Although he personally collected many songs from singers throughout Spain in the spirit of folklorism, as well as owned Renaissance songbooks in old and modern editions, Garcia Lorca, acting like a contemporary minstrel, refused to notate his (often surprising) harmonizations and accompaniments for these tunes. However, he did record many of them with vocalist La Argentinita, and 12 of these performances were anonymously transcribed and published by the Union Musical Española in 1961.
1. "Anda, Jaleo" (Go, Make A Row) is in G minor in a 3/8 Allegretto. The verse gradually creates excitement with its offbeat rhythms, and then the rousing chorus really incites the crowd to "...go to the limits and shoot off your guns." Quickly passing dissonant clashes fit well in the timbre and spirit, and there are plenty of those spicy moments.
2. "Los Cuatro Muleros" (The Four Mules) is a bright major key tune in 3/8 over a rhythmic pedal point that for some reason perfectly suggests the stubbornness of a mule.
3. "Las Tres Hojas" (The Three Leaves) features a descending major key melody in a wonderfully skipping rhythm that imitates the spiralling descent of a leaf.
4. "Los Mozos de Monleon" (The Youths of Monleon) is a simple short tune with spoken recitations describing the young men running from the bulls and figuring what is really bad.
5. "Las Morillas de Jaén (Cancion popular del siglo XV)" (The Morels of Jaén, popular song of the fifteenth century) is in a quasi-open rhythm. Following guitar-like arpeggios, the singer declares "there are three morels that I love in Jaén: Axa and Fátima and Marién." The tune, in a sultry Andalusian (Phrygian) mode, is supplied with wonderful impressionist harmonies.
6. "Sevillanas del Siglo XVIII" (Sevillanas of the eighteenth century) is a brightly rhythmical paean in praise of Seville over basic major I, V, IV chords.
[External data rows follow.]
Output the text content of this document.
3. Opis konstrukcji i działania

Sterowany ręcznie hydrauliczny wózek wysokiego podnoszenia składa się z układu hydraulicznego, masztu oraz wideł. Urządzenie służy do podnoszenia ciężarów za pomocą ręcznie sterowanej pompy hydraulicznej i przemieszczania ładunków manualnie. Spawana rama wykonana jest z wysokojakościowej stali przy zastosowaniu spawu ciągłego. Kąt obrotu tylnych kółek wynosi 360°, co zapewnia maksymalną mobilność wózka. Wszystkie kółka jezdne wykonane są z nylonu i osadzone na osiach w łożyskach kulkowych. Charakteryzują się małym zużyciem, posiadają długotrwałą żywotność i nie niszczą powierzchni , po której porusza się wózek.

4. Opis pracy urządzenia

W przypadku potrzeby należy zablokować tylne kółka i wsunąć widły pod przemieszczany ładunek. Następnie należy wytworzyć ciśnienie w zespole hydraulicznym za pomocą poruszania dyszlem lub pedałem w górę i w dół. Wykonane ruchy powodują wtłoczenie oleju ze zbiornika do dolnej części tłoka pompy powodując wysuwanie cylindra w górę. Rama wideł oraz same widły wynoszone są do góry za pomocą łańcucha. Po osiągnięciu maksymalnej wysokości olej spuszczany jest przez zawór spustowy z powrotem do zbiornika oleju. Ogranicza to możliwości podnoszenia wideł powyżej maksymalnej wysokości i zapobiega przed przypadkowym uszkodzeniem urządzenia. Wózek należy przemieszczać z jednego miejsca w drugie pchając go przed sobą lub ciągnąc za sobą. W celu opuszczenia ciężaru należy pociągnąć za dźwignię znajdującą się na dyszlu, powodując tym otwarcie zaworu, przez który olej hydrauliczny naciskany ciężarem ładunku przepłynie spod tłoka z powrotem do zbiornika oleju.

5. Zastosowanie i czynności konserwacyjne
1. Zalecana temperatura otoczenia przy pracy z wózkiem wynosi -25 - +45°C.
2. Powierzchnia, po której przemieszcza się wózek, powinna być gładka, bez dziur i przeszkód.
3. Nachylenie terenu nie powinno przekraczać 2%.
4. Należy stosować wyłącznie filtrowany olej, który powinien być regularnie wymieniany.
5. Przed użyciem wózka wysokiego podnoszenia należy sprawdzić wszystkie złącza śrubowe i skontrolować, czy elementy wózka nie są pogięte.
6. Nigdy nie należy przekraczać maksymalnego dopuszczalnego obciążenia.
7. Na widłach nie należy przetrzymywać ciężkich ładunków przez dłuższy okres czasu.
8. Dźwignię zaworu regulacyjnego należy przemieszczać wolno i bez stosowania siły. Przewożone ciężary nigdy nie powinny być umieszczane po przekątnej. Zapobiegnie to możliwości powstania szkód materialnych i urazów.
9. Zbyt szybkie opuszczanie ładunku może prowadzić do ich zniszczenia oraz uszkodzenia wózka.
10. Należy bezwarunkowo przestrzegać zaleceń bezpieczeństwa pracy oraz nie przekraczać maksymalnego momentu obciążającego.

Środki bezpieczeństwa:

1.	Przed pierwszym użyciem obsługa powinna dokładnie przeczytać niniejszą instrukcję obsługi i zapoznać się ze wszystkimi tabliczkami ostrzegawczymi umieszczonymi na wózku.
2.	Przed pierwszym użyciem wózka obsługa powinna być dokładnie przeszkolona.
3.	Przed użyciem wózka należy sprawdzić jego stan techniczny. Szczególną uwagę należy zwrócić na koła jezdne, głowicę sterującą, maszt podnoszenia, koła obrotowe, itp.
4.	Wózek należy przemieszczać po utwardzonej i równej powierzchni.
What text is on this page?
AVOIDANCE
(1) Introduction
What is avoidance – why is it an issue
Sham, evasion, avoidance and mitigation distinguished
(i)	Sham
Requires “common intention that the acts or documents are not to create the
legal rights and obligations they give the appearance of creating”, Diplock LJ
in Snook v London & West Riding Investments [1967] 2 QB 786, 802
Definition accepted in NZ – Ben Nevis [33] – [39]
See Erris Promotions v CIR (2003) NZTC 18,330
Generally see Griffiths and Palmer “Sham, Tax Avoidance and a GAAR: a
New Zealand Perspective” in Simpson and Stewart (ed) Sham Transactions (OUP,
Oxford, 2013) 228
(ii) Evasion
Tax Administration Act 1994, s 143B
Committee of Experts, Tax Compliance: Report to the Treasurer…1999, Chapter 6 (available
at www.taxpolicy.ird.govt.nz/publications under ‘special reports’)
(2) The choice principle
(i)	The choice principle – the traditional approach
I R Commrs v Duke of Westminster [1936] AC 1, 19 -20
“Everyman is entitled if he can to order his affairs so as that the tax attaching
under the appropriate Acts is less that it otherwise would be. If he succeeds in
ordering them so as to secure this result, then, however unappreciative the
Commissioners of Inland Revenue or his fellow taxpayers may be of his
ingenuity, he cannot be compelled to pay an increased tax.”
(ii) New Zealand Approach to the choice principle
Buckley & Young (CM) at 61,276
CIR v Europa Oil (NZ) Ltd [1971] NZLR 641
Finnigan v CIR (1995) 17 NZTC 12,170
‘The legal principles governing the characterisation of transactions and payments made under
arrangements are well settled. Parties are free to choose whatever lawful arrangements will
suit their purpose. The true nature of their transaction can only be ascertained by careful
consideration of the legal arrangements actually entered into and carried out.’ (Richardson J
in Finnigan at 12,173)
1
7. "El Cafe de Chinitas" (The Chinese Cafe) is wonderful Andalusian tune in an elastic rhythm.
8. "Nana de Sevilla" (Nana of Seville) is somewhat similar to #7, but with some sensuous whole-tone chords.
9. "Los Pelegrinitos" (The Dangerous Ones) is in three parts -- an impressionist, rhythmic instrumental over a pedal point, a bright village tune, and a strange minor key passage with laconic descriptions of various people.
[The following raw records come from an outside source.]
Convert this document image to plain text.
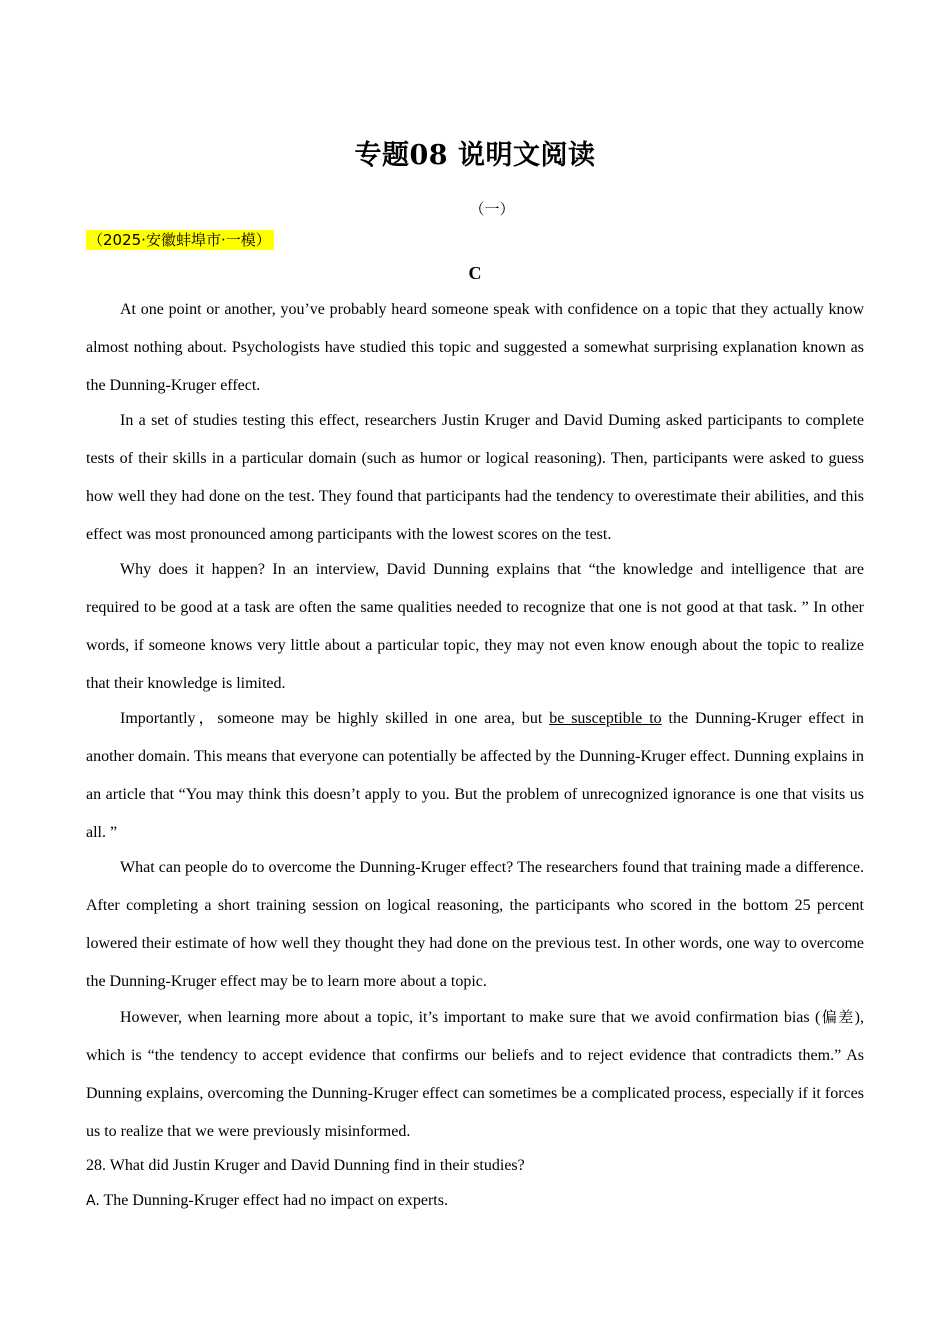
专题08 说明文阅读
（一）
（2025·安徽蚌埠市·一模）
C

At one point or another, you’ve probably heard someone speak with confidence on a topic that they actually know almost nothing about. Psychologists have studied this topic and suggested a somewhat surprising explanation known as the Dunning-Kruger effect.

In a set of studies testing this effect, researchers Justin Kruger and David Duming asked participants to complete tests of their skills in a particular domain (such as humor or logical reasoning). Then, participants were asked to guess how well they had done on the test. They found that participants had the tendency to overestimate their abilities, and this effect was most pronounced among participants with the lowest scores on the test.

Why does it happen? In an interview, David Dunning explains that “the knowledge and intelligence that are required to be good at a task are often the same qualities needed to recognize that one is not good at that task. ” In other words, if someone knows very little about a particular topic, they may not even know enough about the topic to realize that their knowledge is limited.

Importantly，someone may be highly skilled in one area, but be susceptible to the Dunning-Kruger effect in another domain. This means that everyone can potentially be affected by the Dunning-Kruger effect. Dunning explains in an article that “You may think this doesn’t apply to you. But the problem of unrecognized ignorance is one that visits us all. ”

What can people do to overcome the Dunning-Kruger effect? The researchers found that training made a difference. After completing a short training session on logical reasoning, the participants who scored in the bottom 25 percent lowered their estimate of how well they thought they had done on the previous test. In other words, one way to overcome the Dunning-Kruger effect may be to learn more about a topic.

However, when learning more about a topic, it’s important to make sure that we avoid confirmation bias (偏差), which is “the tendency to accept evidence that confirms our beliefs and to reject evidence that contradicts them.” As Dunning explains, overcoming the Dunning-Kruger effect can sometimes be a complicated process, especially if it forces us to realize that we were previously misinformed.

28. What did Justin Kruger and David Dunning find in their studies?

A. The Dunning-Kruger effect had no impact on experts.
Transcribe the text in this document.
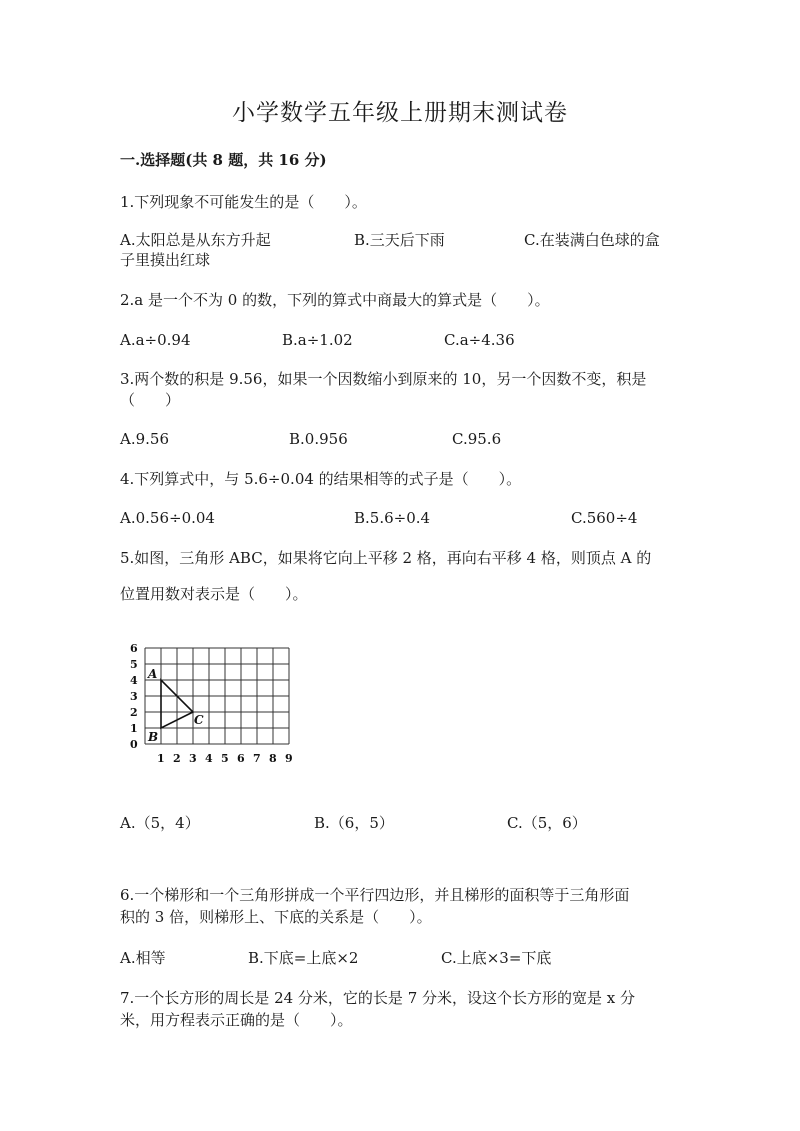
小学数学五年级上册期末测试卷
一.选择题(共 8 题，共 16 分)
1.下列现象不可能发生的是（　　）。
A.太阳总是从东方升起	B.三天后下雨	C.在装满白色球的盒
子里摸出红球
2.a 是一个不为 0 的数，下列的算式中商最大的算式是（　　）。
A.a÷0.94	B.a÷1.02	C.a÷4.36
3.两个数的积是 9.56，如果一个因数缩小到原来的 10，另一个因数不变，积是
（　　）
A.9.56	B.0.956	C.95.6
4.下列算式中，与 5.6÷0.04 的结果相等的式子是（　　）。
A.0.56÷0.04	B.5.6÷0.4	C.560÷4
5.如图，三角形 ABC，如果将它向上平移 2 格，再向右平移 4 格，则顶点 A 的
位置用数对表示是（　　）。
6
5
4
3
2
1
0
1 2 3 4 5 6 7 8 9
A
B
C
A.（5，4）	B.（6，5）	C.（5，6）
6.一个梯形和一个三角形拼成一个平行四边形，并且梯形的面积等于三角形面
积的 3 倍，则梯形上、下底的关系是（　　）。
A.相等	B.下底=上底×2	C.上底×3=下底
7.一个长方形的周长是 24 分米，它的长是 7 分米，设这个长方形的宽是 x 分
米，用方程表示正确的是（　　）。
10. "Zorongo" (Zorongo) is a dance with a splendid twisting rhythm. "He has blue eyes, and the corazoncillo [a variety of St. John's wort] equal to the crest of fire."
11. "Romance de Don Boyso" (Don Boyso's Romance) is a touching love story in a rubato style.
12. "Los Reyes de la Baraja" (The Kings of the Card Deck) is in a joyous triple meter. "If your mother wants a king, the deck has four: king of gold coins, king of cups, king of swords, king of clubs."